The award goes to......
Do you find yourself saying what's the worst book I've read all year? I do. I actually go out of my way to read a promisingly bad one each summer. This summer's brilliant title is Starvation Camp by an author who has been a "full-time professional writer since 1969. He has written more than fifty novels." Well quantity does not equal quality, to cite an outdated saw that suddenly presents relevancy.
The story concerns a Mountie whose friends are killed. The remainder of the book has him chasing the culprits across Alaska and down to California. A chase is a plot, right? (I do like the movie Duel). Starvation has little to do with the book, except the murders evidently killed roadhouse owners for food.
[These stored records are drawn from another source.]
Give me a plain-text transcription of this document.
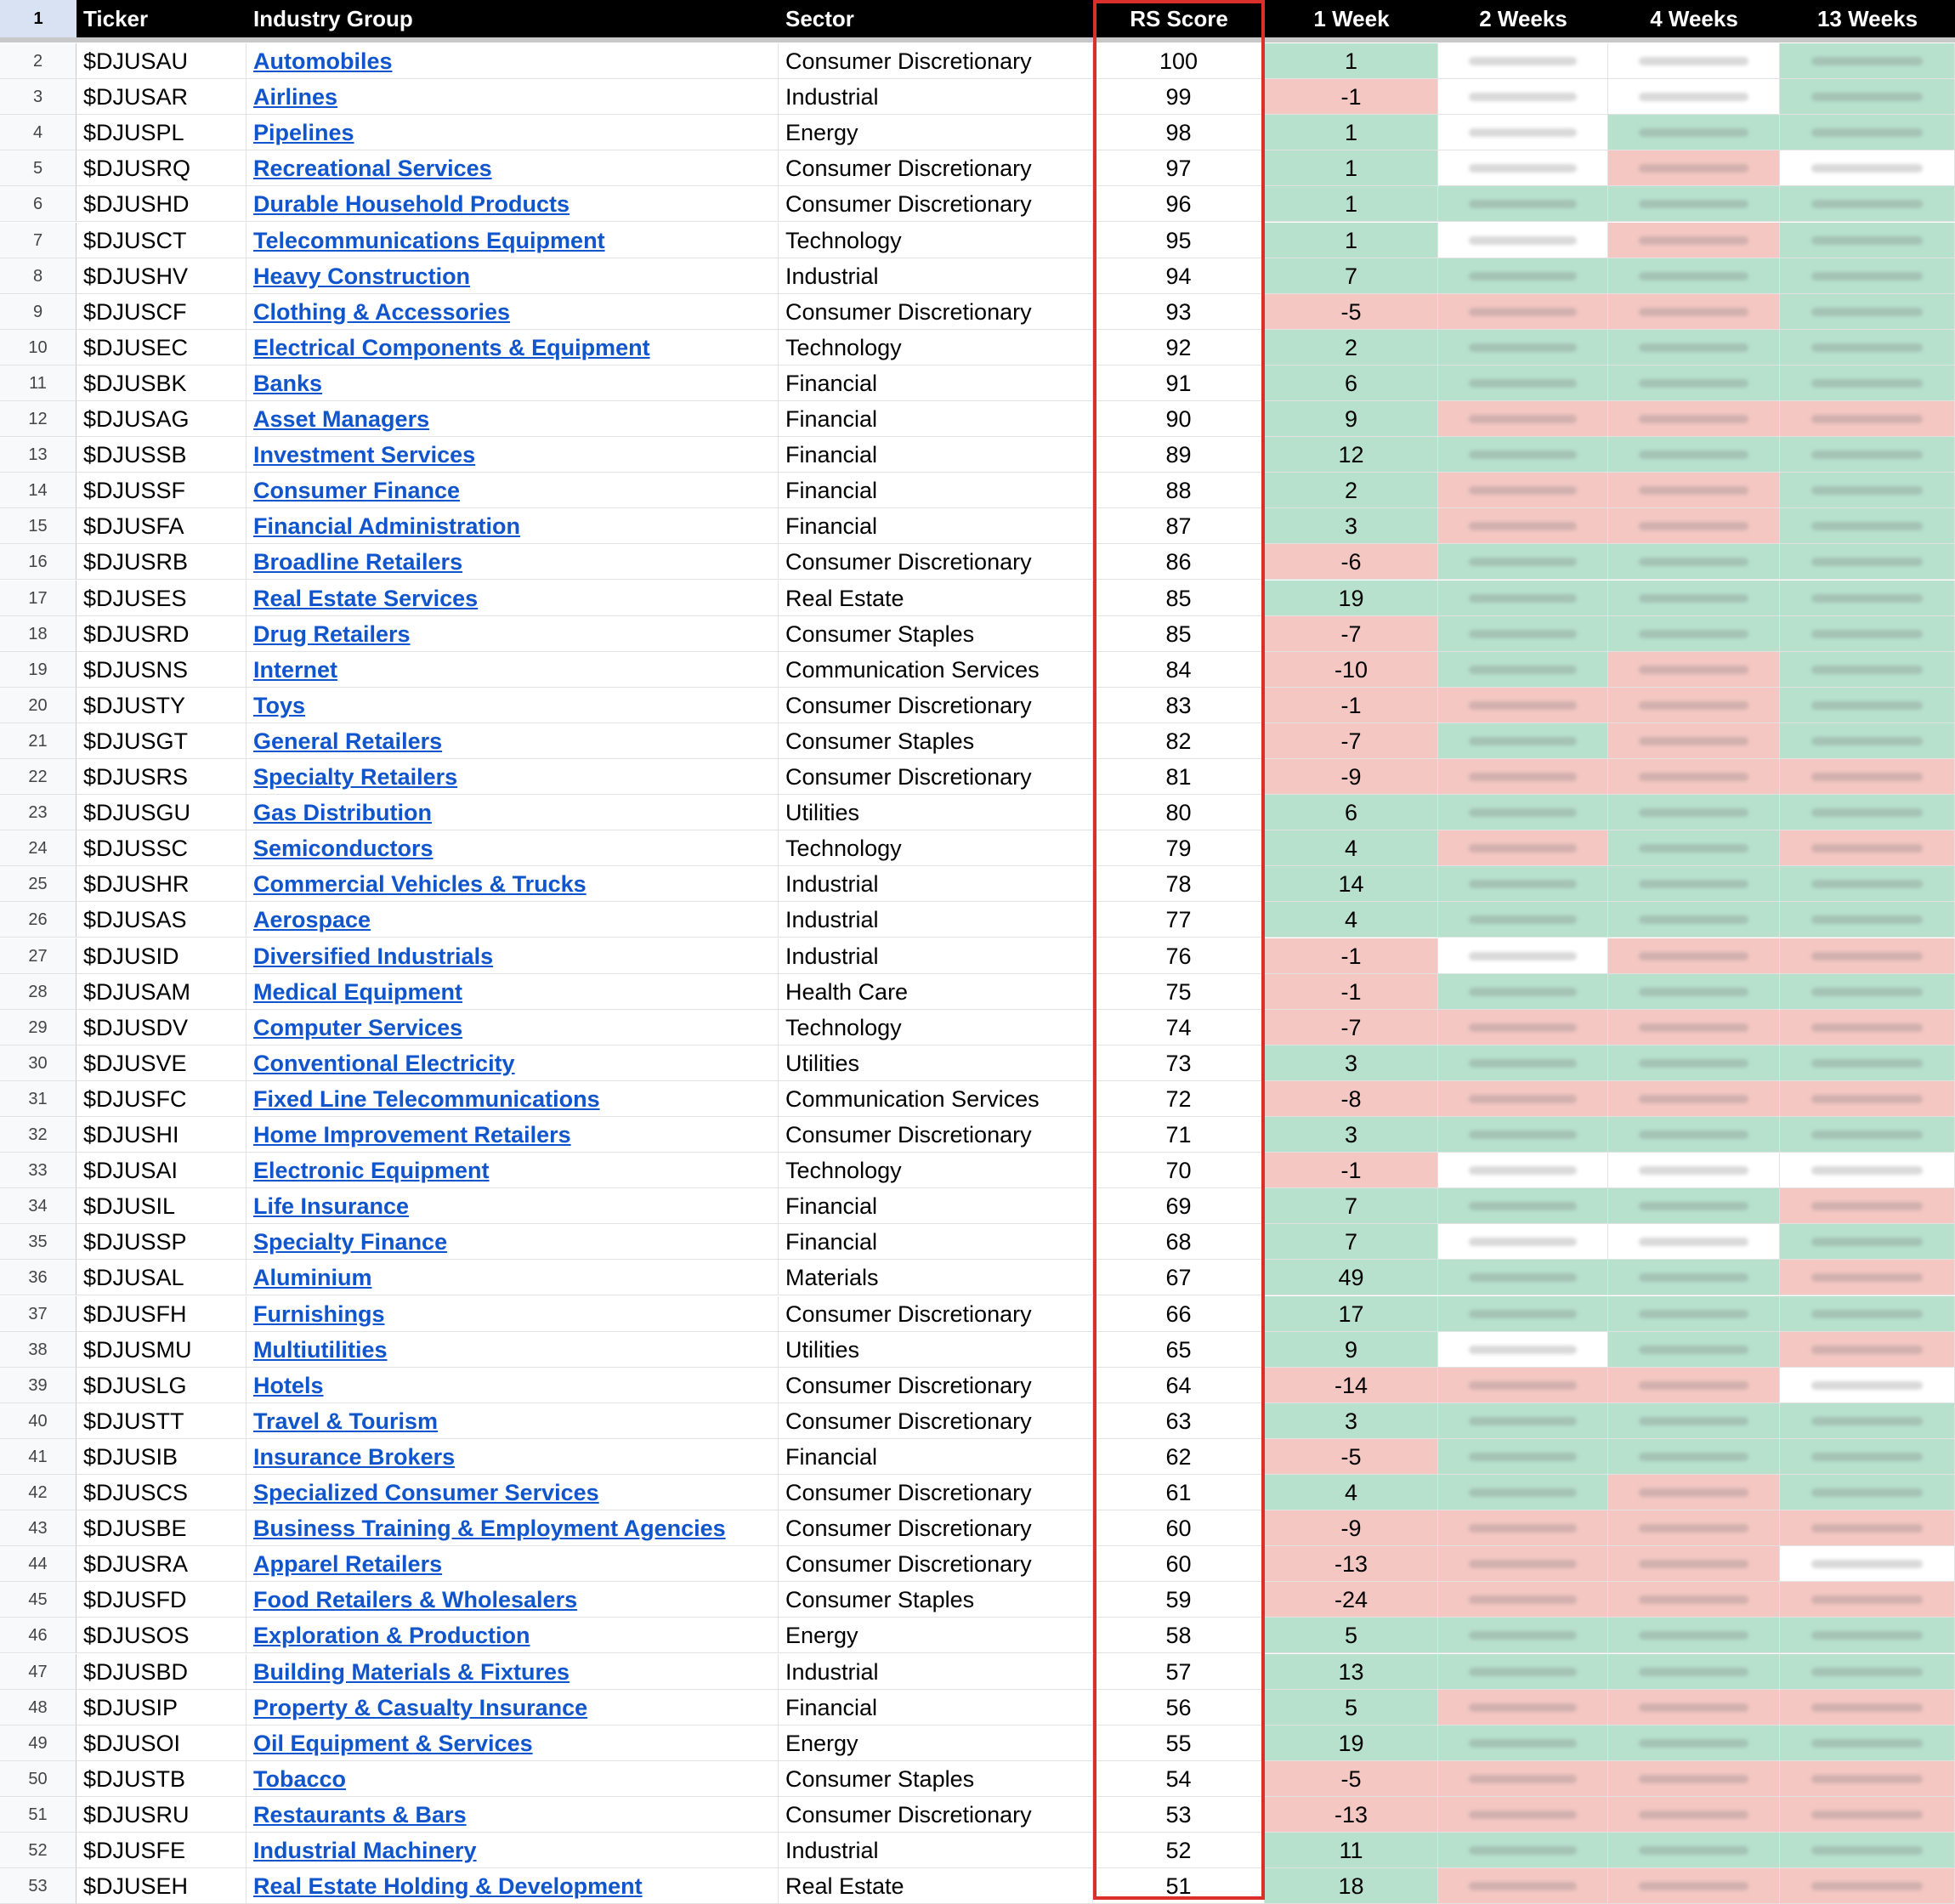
1	Ticker	Industry Group	Sector	RS Score	1 Week	2 Weeks	4 Weeks	13 Weeks
2	$DJUSAU	Automobiles	Consumer Discretionary	100	1
3	$DJUSAR	Airlines	Industrial	99	-1
4	$DJUSPL	Pipelines	Energy	98	1
5	$DJUSRQ	Recreational Services	Consumer Discretionary	97	1
6	$DJUSHD	Durable Household Products	Consumer Discretionary	96	1
7	$DJUSCT	Telecommunications Equipment	Technology	95	1
8	$DJUSHV	Heavy Construction	Industrial	94	7
9	$DJUSCF	Clothing & Accessories	Consumer Discretionary	93	-5
10	$DJUSEC	Electrical Components & Equipment	Technology	92	2
11	$DJUSBK	Banks	Financial	91	6
12	$DJUSAG	Asset Managers	Financial	90	9
13	$DJUSSB	Investment Services	Financial	89	12
14	$DJUSSF	Consumer Finance	Financial	88	2
15	$DJUSFA	Financial Administration	Financial	87	3
16	$DJUSRB	Broadline Retailers	Consumer Discretionary	86	-6
17	$DJUSES	Real Estate Services	Real Estate	85	19
18	$DJUSRD	Drug Retailers	Consumer Staples	85	-7
19	$DJUSNS	Internet	Communication Services	84	-10
20	$DJUSTY	Toys	Consumer Discretionary	83	-1
21	$DJUSGT	General Retailers	Consumer Staples	82	-7
22	$DJUSRS	Specialty Retailers	Consumer Discretionary	81	-9
23	$DJUSGU	Gas Distribution	Utilities	80	6
24	$DJUSSC	Semiconductors	Technology	79	4
25	$DJUSHR	Commercial Vehicles & Trucks	Industrial	78	14
26	$DJUSAS	Aerospace	Industrial	77	4
27	$DJUSID	Diversified Industrials	Industrial	76	-1
28	$DJUSAM	Medical Equipment	Health Care	75	-1
29	$DJUSDV	Computer Services	Technology	74	-7
30	$DJUSVE	Conventional Electricity	Utilities	73	3
31	$DJUSFC	Fixed Line Telecommunications	Communication Services	72	-8
32	$DJUSHI	Home Improvement Retailers	Consumer Discretionary	71	3
33	$DJUSAI	Electronic Equipment	Technology	70	-1
34	$DJUSIL	Life Insurance	Financial	69	7
35	$DJUSSP	Specialty Finance	Financial	68	7
36	$DJUSAL	Aluminium	Materials	67	49
37	$DJUSFH	Furnishings	Consumer Discretionary	66	17
38	$DJUSMU	Multiutilities	Utilities	65	9
39	$DJUSLG	Hotels	Consumer Discretionary	64	-14
40	$DJUSTT	Travel & Tourism	Consumer Discretionary	63	3
41	$DJUSIB	Insurance Brokers	Financial	62	-5
42	$DJUSCS	Specialized Consumer Services	Consumer Discretionary	61	4
43	$DJUSBE	Business Training & Employment Agencies	Consumer Discretionary	60	-9
44	$DJUSRA	Apparel Retailers	Consumer Discretionary	60	-13
45	$DJUSFD	Food Retailers & Wholesalers	Consumer Staples	59	-24
46	$DJUSOS	Exploration & Production	Energy	58	5
47	$DJUSBD	Building Materials & Fixtures	Industrial	57	13
48	$DJUSIP	Property & Casualty Insurance	Financial	56	5
49	$DJUSOI	Oil Equipment & Services	Energy	55	19
50	$DJUSTB	Tobacco	Consumer Staples	54	-5
51	$DJUSRU	Restaurants & Bars	Consumer Discretionary	53	-13
52	$DJUSFE	Industrial Machinery	Industrial	52	11
53	$DJUSEH	Real Estate Holding & Development	Real Estate	51	18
The book opens with McQuestion (yes his name in the book -- one of those names you cough over ten times because you can't believe the author chose it)sensing trouble. He jumps off his dogsled and rushes to the door where he removes his snowshoes. Pretty interesting how he wears snowshoes while dogsledding. Bill Pronzini writes, "The feeling of wrongness crawled on McQuestion's neck like a stinging brule fly." The Brule is a river in Wisconsin and Minnesota, if you didn't know. I'm not sure they have their own fly. This feeling of wrongness stems from the fact Molly Malone (taken from the popular song and used by Beckett) has not left her "night lantern" burning. I'd like to see her "day lantern." Inside he finds a "bowl of applesauce made from dried apples". Recipe anyone? After he leaves the crime scene, he heads into the swirling snow, he uses the word "whipping" where the northern lights are shining. His match goes out and "McQuestion said, Christ! in a thick, choked voice."
You can always get, from one of these oil pan liners some useful wisdom sooner or later; I do wish to pass it along for the edification of all gentle readers. Page 10: "Liquor didn't mix with sorrow and hate, either." Shhh, don't tell anyone else.
Along the way we meet "Three-Inch White". Nice name but how did he get it? And we learn that "Only a damn-fool cheechako lets his beard grow in Yukon winter." That has to be because razors grow on fir trees. A cheechako means tenderfoot or newcomer in Alaskan slang. Quiz time: Do you know what this sentence start means when you read it?: "He tamped out the dottle..." At least he did it before the verse in McQuestion's head started "repeating itself over and over." McQuestion rushes onward, page after page, but the criminals mush just as well. "Damn Ravenhill and his trail savvy." At times the tension really mounts: "The only mishap he suffered was a twisted ankle on the eighteenth day, when he broke a snowshoe harness on an ice hummock. It was a minor sprain -- and he had an extra pair of showshoes on the sledge." Whew! I was quite worried there for a millisecond or less. McQuestion presses onward. "He was sweating inside his clothing from the exertion of the climb." Don't you just hate it when you stop sweating outside of your clothing? Once in California he gets directions. "The policeman said it was over a mile away...and told him how to get there by streetcar." Wow a whole mile, you mean a twelve minute walk? It took him just under a half an hour by streetcar.
Don't worry readers, I slogged onward, chapter after chapter, in pursuit of the ending until I found him setting up characters for his next book, the fifty first? According to the back of the book this author has been called "Stunning". Read it and prepare to have the feeling of stunness crawl up your neck. It won't be pleasant.